There are some really great threads on here with house training tips. But Ann is right, a puppy who is used to going to the bathroom in their crate will take a bit longer the train. The key to house training is consistency. The more you can commit to watching your dog, the better chance the puppy has. The fastest way to house train is to never allow your dog the opportunity to make a mistake. That means taking them out every hour (when you're home), after eating, sleeping and playing. You throw them a party every time they go outside and go to the bathroom. It also means watching them every second that they are not in their crates. If they start to go to the bathroom, make a noise (clap or yell "unh-unh!") and pick them up and rush them outside. If they finish outside, you throw a party. If they go to the bathroom inside, and you don't catch them in the act, just clean it up (use a special spray like Nature's Miracle) and vow to be more watchful next time. Correcting them after the fact will just confuse them.

Ann mentioned that you can post pictures by becoming a Premium Member, but you can also post your pictures to a free sharing site like Photobucket or Shutterfly and share the link here.

Welcome to the forum!
 
It is VERY difficult to train littermates so you have to separate them as much as you can, take for separate walks, etc. They will bond much more to each other and you, humans, will be left out.
There is excellent puppy training program on line going by Susan Garrett calls Puppy Peaks, it not necessary for Shelties. Montly cost something around $40. I am very happy also with rental DVD for dog training, Bowwowflix, has lots of stuff to watch.

Otherwise I would advise getting pups in puppy classes as soon as they get 2 shots series
 
I have raised two brothers from the same litter together, and while it does take twice the amount of time because you have to separate them and work with each with each one on their own. But it can be done. Start by separate crates, even put them in separate rooms. They need to build their own sense of identity, and not rely on each other so heavily. That will create a bond with you. It does take a lot of work and not an easy task to deal with two, but once they break that close knit bond between just them and start bonding with you it is for the better. And you want to start it sooner rather than later before they hit that teenage stage and then they will totally blow you off!:smile2: Mine are now 18 months old and are to the point where they could honestly care less if their sibling is any where around. Dont get me wrong they still will play chase and play kill each other but if I take one out to a class or the store they dont miss them. They just think of each other as just another dog in the pack.
 
I have raised two brothers from the same litter together, and while it does take twice the amount of time because you have to separate them and work with each with each one on their own. But it can be done. Start by separate crates, even put them in separate rooms. They need to build their own sense of identity, and not rely on each other so heavily. That will create a bond with you. It does take a lot of work and not an easy task to deal with two, but once they break that close knit bond between just them and start bonding with you it is for the better. And you want to start it sooner rather than later before they hit that teenage stage and then they will totally blow you off!:smile2: Mine are now 18 months old and are to the point where they could honestly care less if their sibling is any where around. Dont get me wrong they still will play chase and play kill each other but if I take one out to a class or the store they dont miss them. They just think of each other as just another dog in the pack.
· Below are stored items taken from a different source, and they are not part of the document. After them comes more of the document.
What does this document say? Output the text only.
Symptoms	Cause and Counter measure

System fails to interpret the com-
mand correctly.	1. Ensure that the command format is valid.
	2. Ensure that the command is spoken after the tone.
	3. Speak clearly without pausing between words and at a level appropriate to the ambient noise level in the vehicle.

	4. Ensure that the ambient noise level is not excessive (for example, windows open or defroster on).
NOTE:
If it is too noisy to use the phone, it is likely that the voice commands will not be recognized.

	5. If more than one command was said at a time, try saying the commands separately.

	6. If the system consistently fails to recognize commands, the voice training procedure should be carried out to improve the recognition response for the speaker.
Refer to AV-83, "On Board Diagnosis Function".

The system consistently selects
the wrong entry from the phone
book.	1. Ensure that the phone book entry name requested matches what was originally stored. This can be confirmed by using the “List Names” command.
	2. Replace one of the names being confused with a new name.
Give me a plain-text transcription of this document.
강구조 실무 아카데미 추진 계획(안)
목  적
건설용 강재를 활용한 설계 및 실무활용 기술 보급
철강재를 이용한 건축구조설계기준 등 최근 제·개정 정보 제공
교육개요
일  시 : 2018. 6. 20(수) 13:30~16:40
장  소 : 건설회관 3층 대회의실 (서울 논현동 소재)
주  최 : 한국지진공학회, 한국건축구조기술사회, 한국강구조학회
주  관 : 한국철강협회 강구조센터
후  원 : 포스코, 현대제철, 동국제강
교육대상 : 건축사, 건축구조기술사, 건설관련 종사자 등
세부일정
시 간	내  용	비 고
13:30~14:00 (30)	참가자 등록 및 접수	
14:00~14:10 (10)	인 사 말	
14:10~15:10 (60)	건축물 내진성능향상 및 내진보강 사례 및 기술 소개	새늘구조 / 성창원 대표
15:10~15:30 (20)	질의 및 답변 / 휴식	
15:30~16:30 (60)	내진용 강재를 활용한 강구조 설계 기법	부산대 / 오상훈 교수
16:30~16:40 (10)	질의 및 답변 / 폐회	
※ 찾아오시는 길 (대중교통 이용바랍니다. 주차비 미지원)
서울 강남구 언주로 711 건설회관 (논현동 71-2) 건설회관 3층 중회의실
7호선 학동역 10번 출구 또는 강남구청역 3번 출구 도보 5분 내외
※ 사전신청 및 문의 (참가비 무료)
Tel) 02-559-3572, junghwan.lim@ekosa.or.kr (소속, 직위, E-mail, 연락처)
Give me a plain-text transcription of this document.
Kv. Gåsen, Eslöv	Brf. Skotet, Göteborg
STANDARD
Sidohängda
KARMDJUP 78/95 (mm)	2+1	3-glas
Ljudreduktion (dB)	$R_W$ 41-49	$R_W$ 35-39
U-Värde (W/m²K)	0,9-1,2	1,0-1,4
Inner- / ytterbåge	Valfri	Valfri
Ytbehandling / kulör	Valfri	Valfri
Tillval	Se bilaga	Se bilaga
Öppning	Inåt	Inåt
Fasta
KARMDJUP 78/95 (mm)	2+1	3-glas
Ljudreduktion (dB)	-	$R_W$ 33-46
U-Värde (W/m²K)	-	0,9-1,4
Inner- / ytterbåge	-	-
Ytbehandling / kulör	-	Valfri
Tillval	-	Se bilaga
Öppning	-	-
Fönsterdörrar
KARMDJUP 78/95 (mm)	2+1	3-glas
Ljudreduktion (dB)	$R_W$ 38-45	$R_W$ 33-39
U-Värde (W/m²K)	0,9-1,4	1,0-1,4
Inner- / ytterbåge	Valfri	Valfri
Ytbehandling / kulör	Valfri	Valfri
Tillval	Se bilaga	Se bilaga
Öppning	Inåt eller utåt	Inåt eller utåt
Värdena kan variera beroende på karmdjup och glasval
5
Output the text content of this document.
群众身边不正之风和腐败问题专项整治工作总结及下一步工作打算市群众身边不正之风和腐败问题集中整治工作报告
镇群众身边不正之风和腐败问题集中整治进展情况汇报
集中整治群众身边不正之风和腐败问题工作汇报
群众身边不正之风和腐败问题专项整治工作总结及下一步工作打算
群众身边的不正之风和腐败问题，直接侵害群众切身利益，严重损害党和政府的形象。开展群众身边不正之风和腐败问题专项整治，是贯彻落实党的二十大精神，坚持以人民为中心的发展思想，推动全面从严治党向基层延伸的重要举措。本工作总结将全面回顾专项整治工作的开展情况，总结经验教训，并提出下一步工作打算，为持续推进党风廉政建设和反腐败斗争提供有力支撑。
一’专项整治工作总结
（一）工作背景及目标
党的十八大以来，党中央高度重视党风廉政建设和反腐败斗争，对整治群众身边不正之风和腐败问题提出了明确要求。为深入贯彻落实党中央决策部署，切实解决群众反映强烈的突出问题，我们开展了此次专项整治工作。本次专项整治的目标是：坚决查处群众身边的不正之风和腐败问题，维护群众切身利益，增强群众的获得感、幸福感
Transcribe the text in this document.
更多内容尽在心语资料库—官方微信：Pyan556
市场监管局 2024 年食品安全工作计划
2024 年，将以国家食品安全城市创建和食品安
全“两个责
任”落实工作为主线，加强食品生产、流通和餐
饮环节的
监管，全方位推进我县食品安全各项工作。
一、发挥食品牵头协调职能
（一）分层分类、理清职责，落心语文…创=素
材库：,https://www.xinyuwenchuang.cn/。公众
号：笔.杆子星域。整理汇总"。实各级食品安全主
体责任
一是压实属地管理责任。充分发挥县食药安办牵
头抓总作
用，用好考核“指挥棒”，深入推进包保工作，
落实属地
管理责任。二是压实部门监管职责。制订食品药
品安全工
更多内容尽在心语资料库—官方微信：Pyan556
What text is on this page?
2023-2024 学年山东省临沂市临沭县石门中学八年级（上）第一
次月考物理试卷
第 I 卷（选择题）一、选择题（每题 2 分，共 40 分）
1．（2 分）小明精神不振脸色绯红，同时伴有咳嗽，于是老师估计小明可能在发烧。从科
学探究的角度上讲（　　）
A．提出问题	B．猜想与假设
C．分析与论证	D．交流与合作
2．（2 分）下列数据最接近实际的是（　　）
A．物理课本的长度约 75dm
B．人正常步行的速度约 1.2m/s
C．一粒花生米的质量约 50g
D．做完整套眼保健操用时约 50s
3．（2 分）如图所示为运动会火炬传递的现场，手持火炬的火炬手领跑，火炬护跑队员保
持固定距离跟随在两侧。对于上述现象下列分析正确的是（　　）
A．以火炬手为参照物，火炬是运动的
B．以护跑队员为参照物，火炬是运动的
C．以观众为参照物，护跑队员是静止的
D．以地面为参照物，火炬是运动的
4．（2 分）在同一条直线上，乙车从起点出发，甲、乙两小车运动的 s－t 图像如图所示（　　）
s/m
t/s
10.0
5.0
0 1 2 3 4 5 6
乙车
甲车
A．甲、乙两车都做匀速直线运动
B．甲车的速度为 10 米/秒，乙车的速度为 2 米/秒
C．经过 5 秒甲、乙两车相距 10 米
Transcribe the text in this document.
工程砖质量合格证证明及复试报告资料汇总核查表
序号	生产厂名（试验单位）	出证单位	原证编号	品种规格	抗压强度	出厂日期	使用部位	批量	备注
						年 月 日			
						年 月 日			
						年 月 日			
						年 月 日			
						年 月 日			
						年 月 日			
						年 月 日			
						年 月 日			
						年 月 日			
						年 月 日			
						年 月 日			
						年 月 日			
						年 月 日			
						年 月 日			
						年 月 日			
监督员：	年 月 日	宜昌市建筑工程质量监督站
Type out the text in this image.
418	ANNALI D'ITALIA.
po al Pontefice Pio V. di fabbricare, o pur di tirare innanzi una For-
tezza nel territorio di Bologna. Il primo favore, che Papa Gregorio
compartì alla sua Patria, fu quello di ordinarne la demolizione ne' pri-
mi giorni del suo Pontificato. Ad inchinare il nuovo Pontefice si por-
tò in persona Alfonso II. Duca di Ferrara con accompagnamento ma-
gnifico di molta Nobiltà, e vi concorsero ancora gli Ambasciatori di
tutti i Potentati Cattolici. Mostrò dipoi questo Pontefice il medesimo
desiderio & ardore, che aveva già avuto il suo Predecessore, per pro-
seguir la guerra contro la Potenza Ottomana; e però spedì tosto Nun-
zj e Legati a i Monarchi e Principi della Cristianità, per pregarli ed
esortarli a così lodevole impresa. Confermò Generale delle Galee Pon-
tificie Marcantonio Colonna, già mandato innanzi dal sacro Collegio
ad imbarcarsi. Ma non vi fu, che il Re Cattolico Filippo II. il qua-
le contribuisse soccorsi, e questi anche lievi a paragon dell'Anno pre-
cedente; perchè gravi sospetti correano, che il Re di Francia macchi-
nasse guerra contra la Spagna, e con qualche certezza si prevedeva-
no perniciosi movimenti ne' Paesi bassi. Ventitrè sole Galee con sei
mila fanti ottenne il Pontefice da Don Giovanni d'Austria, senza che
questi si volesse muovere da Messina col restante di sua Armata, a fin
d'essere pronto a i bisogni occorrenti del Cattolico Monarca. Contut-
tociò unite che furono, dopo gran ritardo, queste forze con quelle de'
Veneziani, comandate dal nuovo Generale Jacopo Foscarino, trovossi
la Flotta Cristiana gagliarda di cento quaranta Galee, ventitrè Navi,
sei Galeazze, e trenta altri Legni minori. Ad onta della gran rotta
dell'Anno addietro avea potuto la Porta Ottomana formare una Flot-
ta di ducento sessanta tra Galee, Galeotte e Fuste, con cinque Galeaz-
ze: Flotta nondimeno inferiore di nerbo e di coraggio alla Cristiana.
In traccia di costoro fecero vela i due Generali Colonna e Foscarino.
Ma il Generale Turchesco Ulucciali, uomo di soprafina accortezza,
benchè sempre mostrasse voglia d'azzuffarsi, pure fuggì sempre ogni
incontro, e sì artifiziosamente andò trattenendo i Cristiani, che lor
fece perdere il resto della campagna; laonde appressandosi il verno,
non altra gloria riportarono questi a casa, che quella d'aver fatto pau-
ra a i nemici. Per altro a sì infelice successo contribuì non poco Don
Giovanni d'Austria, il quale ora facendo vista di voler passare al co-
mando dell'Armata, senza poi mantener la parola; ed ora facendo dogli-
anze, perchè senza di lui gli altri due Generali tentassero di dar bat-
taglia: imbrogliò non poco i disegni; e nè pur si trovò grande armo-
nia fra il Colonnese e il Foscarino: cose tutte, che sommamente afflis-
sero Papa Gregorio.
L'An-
That is what we suggested with Shiraz and Sangria. They played for several short sessions together during the day and then really did nothing else together for the first 6 months and even went to puppy classes on different nights. Sangria did quite well but Shiraz had a bit more issues bonding with her people but she had the most indenpendent temperment in the first place. I wasn't so sure I wanted to let the girls go to the same home but the family did a good job. They agree it wasn't easy. Now they are almost a year old and don't have to have so much restrictions and spend more time togther.